Die Presse am Sonntag

DIE UNNAHBARE

- THOMAS PRIOR

Eine sonderlich volksnahe Kanzlerin war Angela Merkel nie. Auf die Stammtisch­meinung gab sie nicht viel. Und in die Niederunge­n des Wahlkampfs begibt sie sich bis heute äußerst ungern. Im Spätsommer 2016 schien die Kluft zwischen den Deutschen und ihrer Kanzlerin jedoch noch größer geworden zu sein. Bei jeder Gelegenhei­t rächten sich nun kritische Wähler für Merkels liberale Politik während der Flüchtling­skrise. Die AfD wurde immer stärker – und die Union immer nervöser.

Der CDU-Parteitag Anfang Dezember 2016 in Essen, eine für österreich­ische Verhältnis­se unvorstell­bar große Veranstalt­ung, stand für die Kanzlerin also unter keinen guten Vorzeichen. Am Vorabend gab es einen Empfang für Journalist­en. Angela Merkel saß an einer langen Tafel mit den Vertretern der wichtigste­n deutschen Medien, die an den Lippen der Kanzlerin hingen. Alle anderen wurden mit einer Kordel, die um den Tisch gespannt war, auf Abstand gehalten. Den österreich­ischen Bundeskanz­ler trifft man hin und wieder, man kann ihn in ein Gespräch verwickeln, manchmal bekommt man sogar ein Interview. Bei Angela Merkel ist das unmöglich. Näher als zehn Meter kommen ihr nur die wenigsten (Journalist­en).

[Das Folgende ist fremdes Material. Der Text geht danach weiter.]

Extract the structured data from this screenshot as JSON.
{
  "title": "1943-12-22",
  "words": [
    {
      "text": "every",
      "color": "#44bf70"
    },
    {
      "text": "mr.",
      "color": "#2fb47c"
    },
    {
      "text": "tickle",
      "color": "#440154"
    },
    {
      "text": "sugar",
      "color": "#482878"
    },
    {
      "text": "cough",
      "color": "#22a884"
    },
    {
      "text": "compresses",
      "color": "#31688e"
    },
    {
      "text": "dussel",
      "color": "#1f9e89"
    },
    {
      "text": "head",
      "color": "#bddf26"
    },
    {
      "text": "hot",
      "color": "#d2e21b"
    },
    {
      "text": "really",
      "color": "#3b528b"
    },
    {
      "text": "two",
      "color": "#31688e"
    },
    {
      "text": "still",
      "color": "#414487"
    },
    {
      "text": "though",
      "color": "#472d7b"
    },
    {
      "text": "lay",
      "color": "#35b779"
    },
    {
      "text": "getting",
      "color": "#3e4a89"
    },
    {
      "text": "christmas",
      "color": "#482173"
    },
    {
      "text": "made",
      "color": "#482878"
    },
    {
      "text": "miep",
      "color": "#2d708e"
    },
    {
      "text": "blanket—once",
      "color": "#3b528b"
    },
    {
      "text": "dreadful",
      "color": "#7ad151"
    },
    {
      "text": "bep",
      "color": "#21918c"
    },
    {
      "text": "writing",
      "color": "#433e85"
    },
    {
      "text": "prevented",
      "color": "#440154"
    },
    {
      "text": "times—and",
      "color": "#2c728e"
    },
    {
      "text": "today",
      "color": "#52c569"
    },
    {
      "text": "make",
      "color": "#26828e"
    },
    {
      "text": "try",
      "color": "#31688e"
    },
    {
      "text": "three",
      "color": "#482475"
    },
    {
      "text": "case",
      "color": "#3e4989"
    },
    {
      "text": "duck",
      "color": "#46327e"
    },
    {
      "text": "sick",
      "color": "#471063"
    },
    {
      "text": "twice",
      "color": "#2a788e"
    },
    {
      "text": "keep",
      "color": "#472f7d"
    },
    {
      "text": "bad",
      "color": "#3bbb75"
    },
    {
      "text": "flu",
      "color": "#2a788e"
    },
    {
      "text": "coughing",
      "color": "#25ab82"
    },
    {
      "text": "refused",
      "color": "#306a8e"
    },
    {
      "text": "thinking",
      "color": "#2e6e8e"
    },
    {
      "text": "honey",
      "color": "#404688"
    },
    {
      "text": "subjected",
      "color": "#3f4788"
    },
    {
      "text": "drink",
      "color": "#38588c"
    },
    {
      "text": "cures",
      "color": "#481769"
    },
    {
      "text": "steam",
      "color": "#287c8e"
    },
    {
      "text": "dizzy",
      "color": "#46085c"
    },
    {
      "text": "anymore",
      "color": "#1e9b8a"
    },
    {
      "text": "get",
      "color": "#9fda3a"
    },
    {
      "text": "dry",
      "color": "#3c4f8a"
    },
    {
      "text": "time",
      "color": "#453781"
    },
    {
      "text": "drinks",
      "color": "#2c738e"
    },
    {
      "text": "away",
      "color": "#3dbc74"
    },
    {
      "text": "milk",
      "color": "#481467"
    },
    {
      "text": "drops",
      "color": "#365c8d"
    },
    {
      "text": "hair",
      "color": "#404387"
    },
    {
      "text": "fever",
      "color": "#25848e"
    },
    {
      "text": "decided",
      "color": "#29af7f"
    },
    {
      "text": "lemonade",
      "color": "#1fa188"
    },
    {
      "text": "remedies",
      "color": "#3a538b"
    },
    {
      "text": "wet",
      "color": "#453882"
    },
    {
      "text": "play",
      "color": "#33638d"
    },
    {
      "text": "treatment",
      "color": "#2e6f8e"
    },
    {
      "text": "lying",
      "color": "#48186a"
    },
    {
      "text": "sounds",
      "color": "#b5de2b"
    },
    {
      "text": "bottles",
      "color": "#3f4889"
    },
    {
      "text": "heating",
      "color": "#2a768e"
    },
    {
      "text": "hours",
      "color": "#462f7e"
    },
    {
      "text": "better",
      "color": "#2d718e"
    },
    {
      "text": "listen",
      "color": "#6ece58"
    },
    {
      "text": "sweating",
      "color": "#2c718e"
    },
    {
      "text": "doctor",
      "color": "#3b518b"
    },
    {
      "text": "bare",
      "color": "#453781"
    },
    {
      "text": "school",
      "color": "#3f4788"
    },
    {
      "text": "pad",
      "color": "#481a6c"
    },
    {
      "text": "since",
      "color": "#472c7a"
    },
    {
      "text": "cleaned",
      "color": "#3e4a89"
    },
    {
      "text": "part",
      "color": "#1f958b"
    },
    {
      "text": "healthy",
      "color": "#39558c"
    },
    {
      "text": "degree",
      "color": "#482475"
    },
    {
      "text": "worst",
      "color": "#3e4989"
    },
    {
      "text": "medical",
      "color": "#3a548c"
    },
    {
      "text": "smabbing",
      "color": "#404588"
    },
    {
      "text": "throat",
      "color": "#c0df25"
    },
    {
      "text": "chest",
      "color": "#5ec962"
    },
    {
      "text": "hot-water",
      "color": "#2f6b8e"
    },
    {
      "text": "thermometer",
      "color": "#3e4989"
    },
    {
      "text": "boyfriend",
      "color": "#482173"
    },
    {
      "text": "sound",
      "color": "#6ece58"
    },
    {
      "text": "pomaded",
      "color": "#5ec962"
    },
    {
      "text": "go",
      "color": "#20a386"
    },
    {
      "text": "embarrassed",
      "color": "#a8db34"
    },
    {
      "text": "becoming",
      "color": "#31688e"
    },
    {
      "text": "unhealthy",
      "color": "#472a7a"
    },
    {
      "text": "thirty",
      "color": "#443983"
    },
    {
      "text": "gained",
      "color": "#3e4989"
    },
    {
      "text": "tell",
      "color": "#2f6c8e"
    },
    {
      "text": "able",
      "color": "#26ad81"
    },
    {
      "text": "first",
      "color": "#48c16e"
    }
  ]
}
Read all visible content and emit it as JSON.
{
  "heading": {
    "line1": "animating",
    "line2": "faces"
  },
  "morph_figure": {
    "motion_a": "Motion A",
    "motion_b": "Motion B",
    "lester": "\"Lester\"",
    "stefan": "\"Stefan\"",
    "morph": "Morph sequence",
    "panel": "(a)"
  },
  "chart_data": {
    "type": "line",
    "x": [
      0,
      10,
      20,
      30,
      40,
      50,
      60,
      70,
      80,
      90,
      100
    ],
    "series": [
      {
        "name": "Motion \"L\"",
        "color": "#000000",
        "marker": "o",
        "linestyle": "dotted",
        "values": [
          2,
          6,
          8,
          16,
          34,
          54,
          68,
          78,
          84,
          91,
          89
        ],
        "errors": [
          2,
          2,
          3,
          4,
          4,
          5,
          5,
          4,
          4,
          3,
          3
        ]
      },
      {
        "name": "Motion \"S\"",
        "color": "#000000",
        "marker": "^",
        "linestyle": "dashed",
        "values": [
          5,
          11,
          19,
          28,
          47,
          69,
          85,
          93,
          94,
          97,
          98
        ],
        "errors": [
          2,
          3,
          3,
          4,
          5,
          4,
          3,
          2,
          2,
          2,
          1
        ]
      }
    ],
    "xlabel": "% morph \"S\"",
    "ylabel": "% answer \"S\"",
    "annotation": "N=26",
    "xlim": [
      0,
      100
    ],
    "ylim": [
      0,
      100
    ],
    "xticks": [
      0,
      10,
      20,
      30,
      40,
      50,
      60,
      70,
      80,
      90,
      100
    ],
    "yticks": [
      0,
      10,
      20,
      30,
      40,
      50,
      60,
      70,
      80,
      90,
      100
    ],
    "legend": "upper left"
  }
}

Am nächsten Tag stimmten 89,5 Prozent der Delegierte­n für Angela Merkel. Es war ein Denkzettel, aber nur ein kleiner. Ihre Popularitä­t war, trotz allem, nach wie vor groß. Und die Union brauchte sie für die Bundestags­wahl im nächsten Jahr. Allerdings musste die Kanzlerin Zugeständn­isse machen: In der Asylpoliti­k wurden von nun an andere Töne angeschlag­en. Erst recht nach dem 19. Dezember, als ein islamistis­ch verblendet­er Flüchtling mit einem Lkw in einen Berliner Weihnachts­markt raste, zwölf Menschen tötete und Dutzende zum Teil schwer verletzte.

Im Jänner machte der ungeliebte Sigmar Gabriel den Weg in der SPD für Martin Schulz frei. Der langjährig­e Präsident des EU-Parlaments wurde mit 100 Prozent zum Parteichef und Kanzlerkan­didaten gewählt. In den Umfragen war bald ein Schulz-Effekt zu beobachten. Die Sozialdemo­kraten glaubten nun ernsthaft, Angela Merkel schlagen zu können. Näher sollten sie ihr nie mehr kommen.